220 display, 150 office tank, fish room.
Yes Van,
I am curious also. Thnx
Bubbles from water changes have never harmed any of my fish over the past 2 or 3 decades, so it's not really something I worry about. I think it would only be cause for concern if the whole tank were "frothy".
Darrell
If I fill up my tank quickly during the cold seasons, my discus stress out big time even when I do less than 50% water change. When I fill the tank up slowly, I mean slow, my fish are fine even when I do over 75%. I take almost two hours to fill up the tank when I do a big water change. But even when I fill up slowly, the last 10%, I see significant more gas bubbles. I don't know why.... But it doens't seem to bother my fish so I am not too concerned.
Yun-
- 265G Wild Discus Community- 90G African Cichlids- 56G Reef- 20G, 20G, 29G Community- 20G, 26G, 36G empty
I recently started pouring water from the faucet directly into a 5 gallon bucket and pumping the water from the bucket to my tank. I just match the temp and keep the water flowing from the faucet until my tank is full. I get much less saturation this way, but I never do more than 50% WC in the winter, so I have to do more WC's overall. The fish are not stressed after this. When I used to go from tap to tank they were stressed big time and my tank had millions of microbubbles.

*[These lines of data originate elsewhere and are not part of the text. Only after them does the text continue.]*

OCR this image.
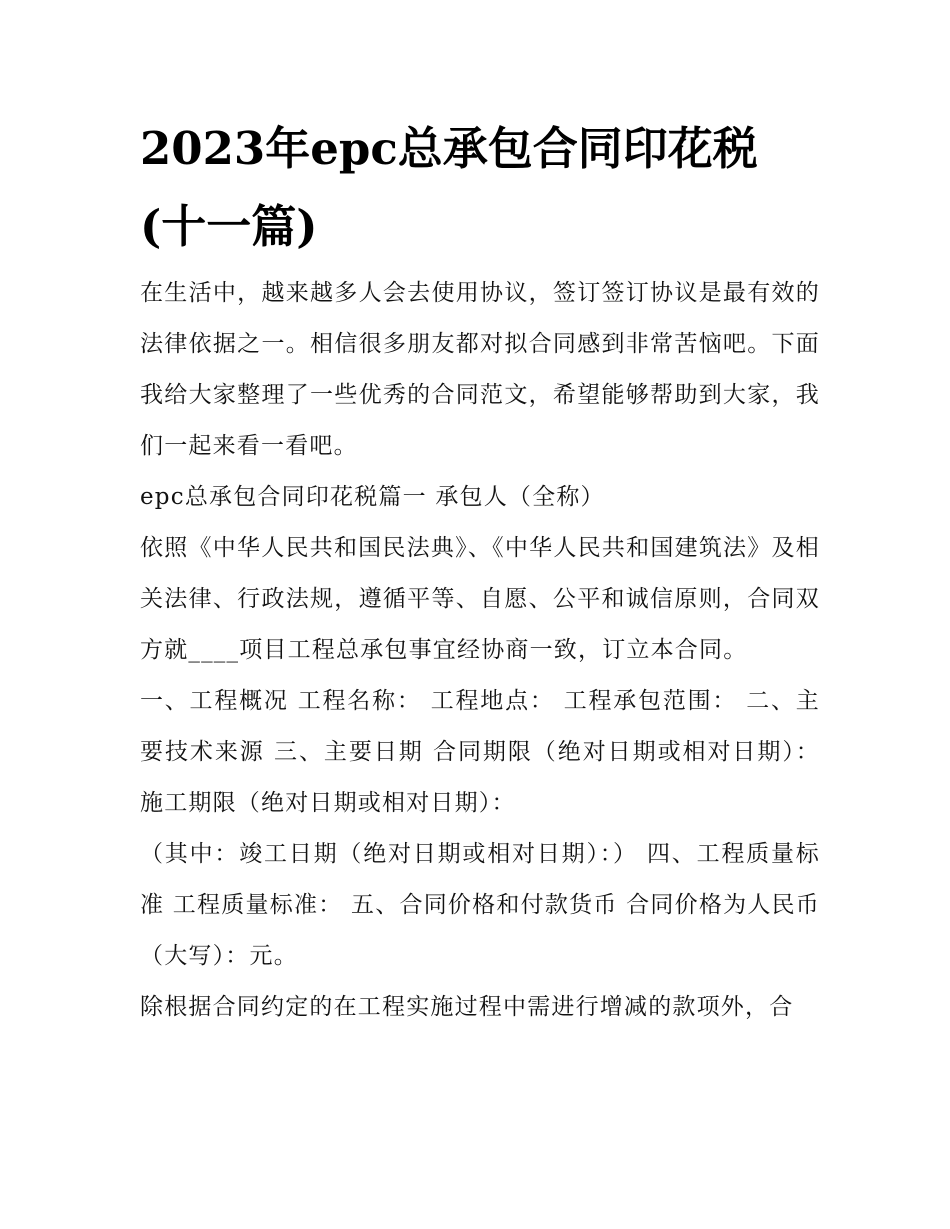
2023年epc总承包合同印花税(十一篇)

在生活中，越来越多人会去使用协议，签订签订协议是最有效的法律依据之一。相信很多朋友都对拟合同感到非常苦恼吧。下面我给大家整理了一些优秀的合同范文，希望能够帮助到大家，我们一起来看一看吧。

epc总承包合同印花税篇一 承包人（全称）

依照《中华人民共和国民法典》、《中华人民共和国建筑法》及相关法律、行政法规，遵循平等、自愿、公平和诚信原则，合同双方就____项目工程总承包事宜经协商一致，订立本合同。

一、工程概况 工程名称： 工程地点： 工程承包范围： 二、主要技术来源 三、主要日期 合同期限（绝对日期或相对日期）： 施工期限（绝对日期或相对日期）：

（其中：竣工日期（绝对日期或相对日期）：） 四、工程质量标准 工程质量标准： 五、合同价格和付款货币 合同价格为人民币（大写）：元。

除根据合同约定的在工程实施过程中需进行增减的款项外，合
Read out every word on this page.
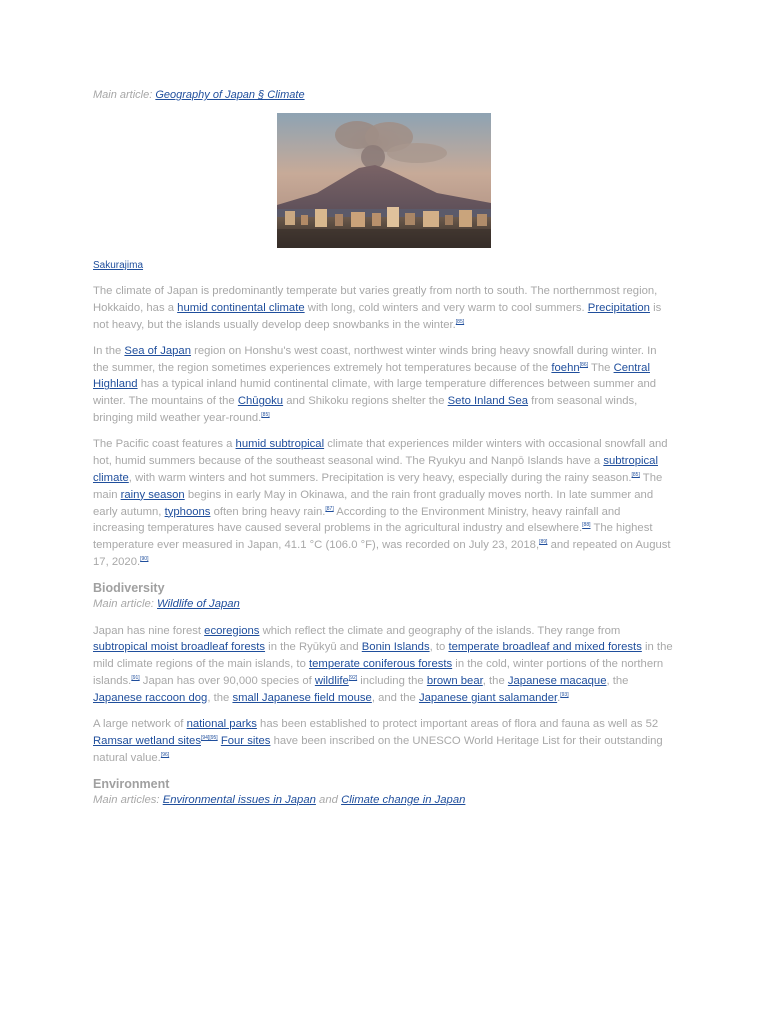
Main article: Geography of Japan § Climate
Sakurajima

The climate of Japan is predominantly temperate but varies greatly from north to south. The northernmost region, Hokkaido, has a humid continental climate with long, cold winters and very warm to cool summers. Precipitation is not heavy, but the islands usually develop deep snowbanks in the winter.[85]

In the Sea of Japan region on Honshu's west coast, northwest winter winds bring heavy snowfall during winter. In the summer, the region sometimes experiences extremely hot temperatures because of the foehn[86] The Central Highland has a typical inland humid continental climate, with large temperature differences between summer and winter. The mountains of the Chūgoku and Shikoku regions shelter the Seto Inland Sea from seasonal winds, bringing mild weather year-round.[85]

The Pacific coast features a humid subtropical climate that experiences milder winters with occasional snowfall and hot, humid summers because of the southeast seasonal wind. The Ryukyu and Nanpō Islands have a subtropical climate, with warm winters and hot summers. Precipitation is very heavy, especially during the rainy season.[85] The main rainy season begins in early May in Okinawa, and the rain front gradually moves north. In late summer and early autumn, typhoons often bring heavy rain.[87] According to the Environment Ministry, heavy rainfall and increasing temperatures have caused several problems in the agricultural industry and elsewhere.[88] The highest temperature ever measured in Japan, 41.1 °C (106.0 °F), was recorded on July 23, 2018,[89] and repeated on August 17, 2020.[90]

Biodiversity
Main article: Wildlife of Japan

Japan has nine forest ecoregions which reflect the climate and geography of the islands. They range from subtropical moist broadleaf forests in the Ryūkyū and Bonin Islands, to temperate broadleaf and mixed forests in the mild climate regions of the main islands, to temperate coniferous forests in the cold, winter portions of the northern islands.[91] Japan has over 90,000 species of wildlife[92] including the brown bear, the Japanese macaque, the Japanese raccoon dog, the small Japanese field mouse, and the Japanese giant salamander.[93]

A large network of national parks has been established to protect important areas of flora and fauna as well as 52 Ramsar wetland sites[94][95] Four sites have been inscribed on the UNESCO World Heritage List for their outstanding natural value.[96]

Environment
Main articles: Environmental issues in Japan and Climate change in Japan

This is not a new method. I read about it somewhere in here a while ago. The splashing and exposure to the open air in the bucket gasses off the water a great deal. It's not as good as aging, but it's pretty close in my experience.
Peter,
Post #14
http://forum.simplydiscus.com/showth...ht=#post753574
Yun-
- 265G Wild Discus Community- 90G African Cichlids- 56G Reef- 20G, 20G, 29G Community- 20G, 26G, 36G empty
Hi Guys,
Just to clarify some things here.. not an expert but these are my understandings and experience
It really depends on your source water...If your water is municipal, it generally will have far less "gas" in it (though that will vary also) ...however if your water is well water...you could have very high amounts...as the water is technically pressurized underground more again variable on the depths the well is drawing from and the particular aquafer. With this in mind...what works for one person may not work for another depending on the dissolved gas.

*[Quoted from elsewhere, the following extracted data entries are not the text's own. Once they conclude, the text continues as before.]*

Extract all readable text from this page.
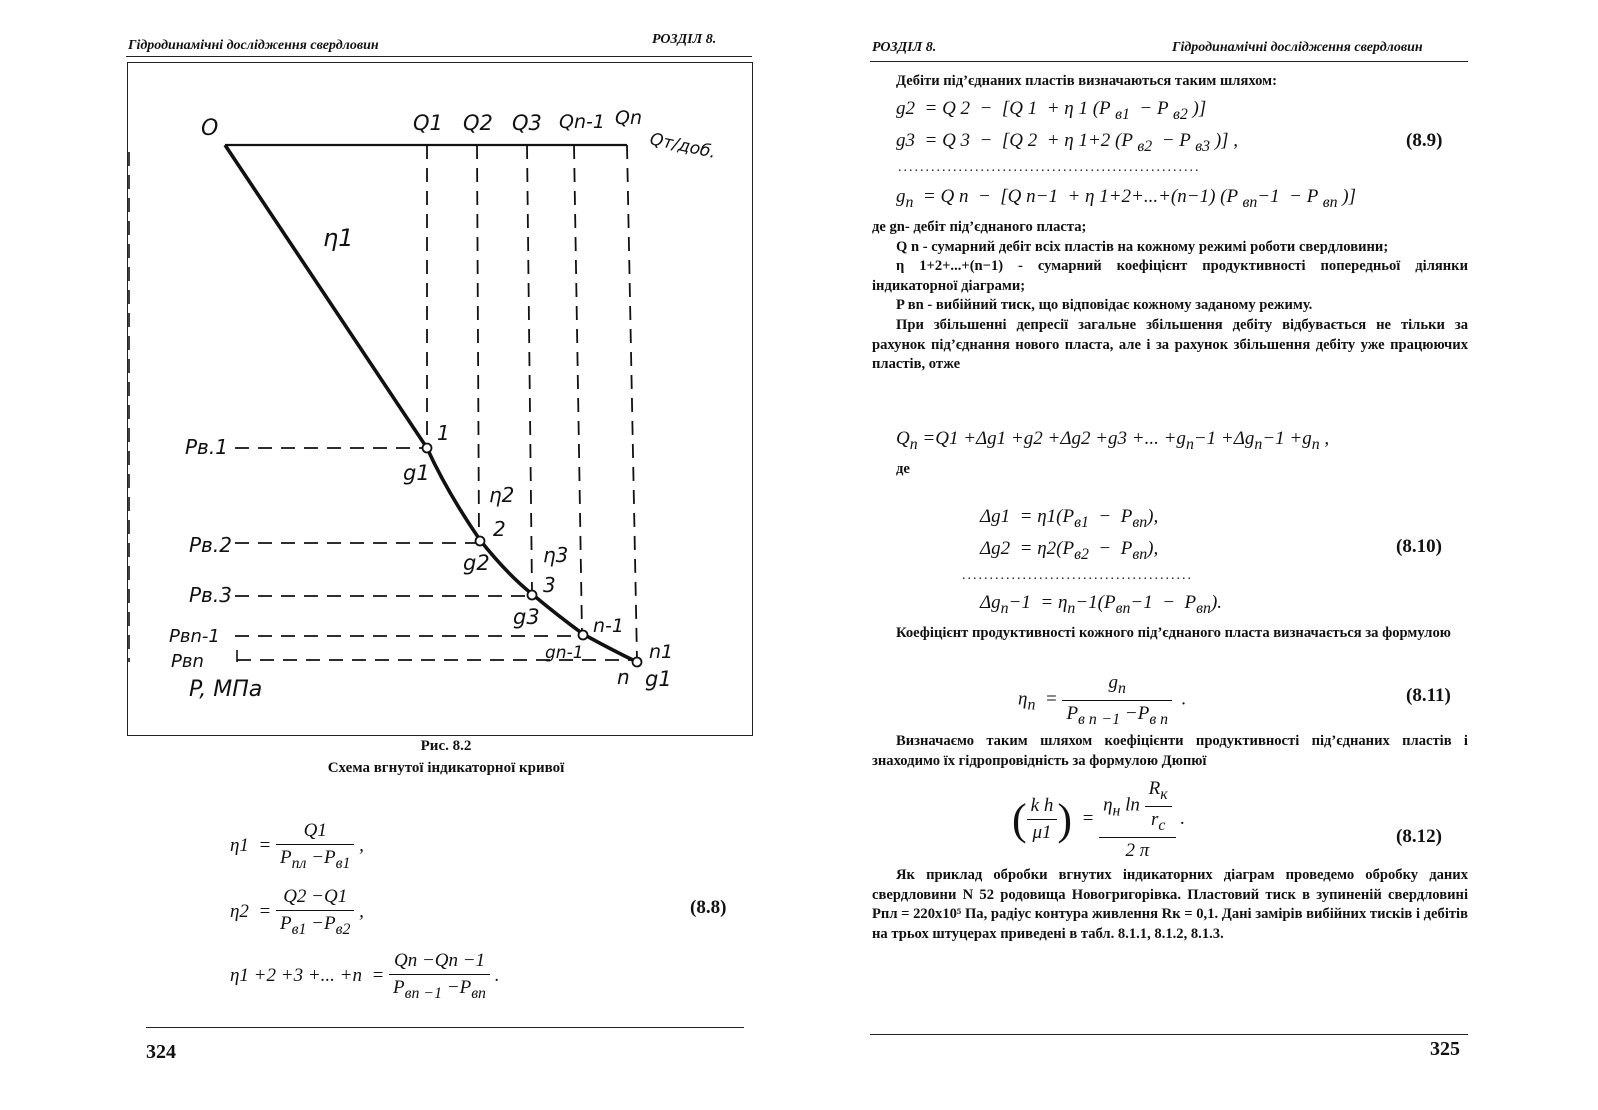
Гідродинамічні дослідження свердловин	РОЗДІЛ 8.
O	Q1 Q2 Q3 Qn-1 Qn
Qт/доб.
η1
η2
η3
Pв.1
Pв.2
Pв.3
Pвn-1
Pвn
P, МПа
1
2
3
n-1
n
n1
g1
g2
g3
gn-1
g1
Рис. 8.2
Схема вгнутої індикаторної кривої
$\eta 1 = \frac{Q1}{P_{пл} -P_{в1}}$ ,
$\eta 2 = \frac{Q2 -Q1}{P_{в1} -P_{в2}}$ ,
η1 +2 +3 +... $+n = \frac{Qn -Qn -1}{P_{вn -1} -P_{вn}}$ .
(8.8)
324
РОЗДІЛ 8.	Гідродинамічні дослідження свердловин

Дебіти під’єднаних пластів визначаються таким шляхом:

g2  = Q 2  −  [Q 1  + η 1 (P $_{в1}$  − P $_{в2}$ )]
g3  = Q 3  −  [Q 2  + η 1+2 (P $_{в2}$  − P $_{в3}$ )] ,	(8.9)
.......................................................
$g_n = Q$ n  −  [Q n−1  + η 1+2+...+(n−1) (P $_{вn}$−1  − P $_{вn}$ )]

де gn- дебіт під’єднаного пласта;

Q n - сумарний дебіт всіх пластів на кожному режимі роботи свердловини;

η 1+2+...+(n−1) - сумарний коефіцієнт продуктивності попередньої ділянки індикаторної діаграми;

P вn - вибійний тиск, що відповідає кожному заданому режиму.

При збільшенні депресії загальне збільшення дебіту відбувається не тільки за рахунок під’єднання нового пласта, але і за рахунок збільшення дебіту уже працюючих пластів, отже

$Q_n =Q1 +\Delta g1 +g2 +\Delta g2 +g3$ +... $+g_n-1 +\Delta g_n-1 +g_n$ ,

де

$\Delta g1 = \eta 1(P_{в1} - P_{вn})$,
$\Delta g2 = \eta 2(P_{в2} - P_{вn})$,	(8.10)
..........................................
$\Delta g_n-1 = \eta_n-1(P_{вn}-1 - P_{вn})$.

Коефіцієнт продуктивності кожного під’єднаного пласта визначається за формулою

$\eta_n = \frac{g_n}{P_{в n} _{-1} -P_{в n}}$ .	(8.11)

Визначаємо таким шляхом коефіцієнти продуктивності під’єднаних пластів і знаходимо їх гідропровідність за формулою Дюпюї

( $\frac{\text{k h}}{\mu 1}$ )  = $\frac{\eta_н \ln \frac{R_к}{r_c}}{2 \pi}$ .
(8.12)

Як приклад обробки вгнутих індикаторних діаграм проведемо обробку даних свердловини N 52 родовища Новогригорівка. Пластовий тиск в зупиненій свердловині Pпл = 220x10⁵ Па, радіус контура живлення Rк = 0,1. Дані замірів вибійних тисків і дебітів на трьох штуцерах приведені в табл. 8.1.1, 8.1.2, 8.1.3.

325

Be careful when you say " gas"... Some Gases can be very dangerous... Its not necessary the bubbles themselves that are the problem...its the content of the bubbles. Heres an example.. I have a well. I draw my water from and read the pH from the tap..its generally between 6.0 and 6.2 most of the year..winters it can be lower. Its loaded with CO2 as the gas. if I age my water its pH jumps to 7.8. so the pH swing will be from 6.0 to 7.8 in a few hours , some could and do argue thats a problem in itself... but the real problem in my case is every fish in the tank will be at the top gasping for oxygen if I do a major water change with unaged water from the tap.,,,its like overdosing the fish in a planted tank with CO2 dosing.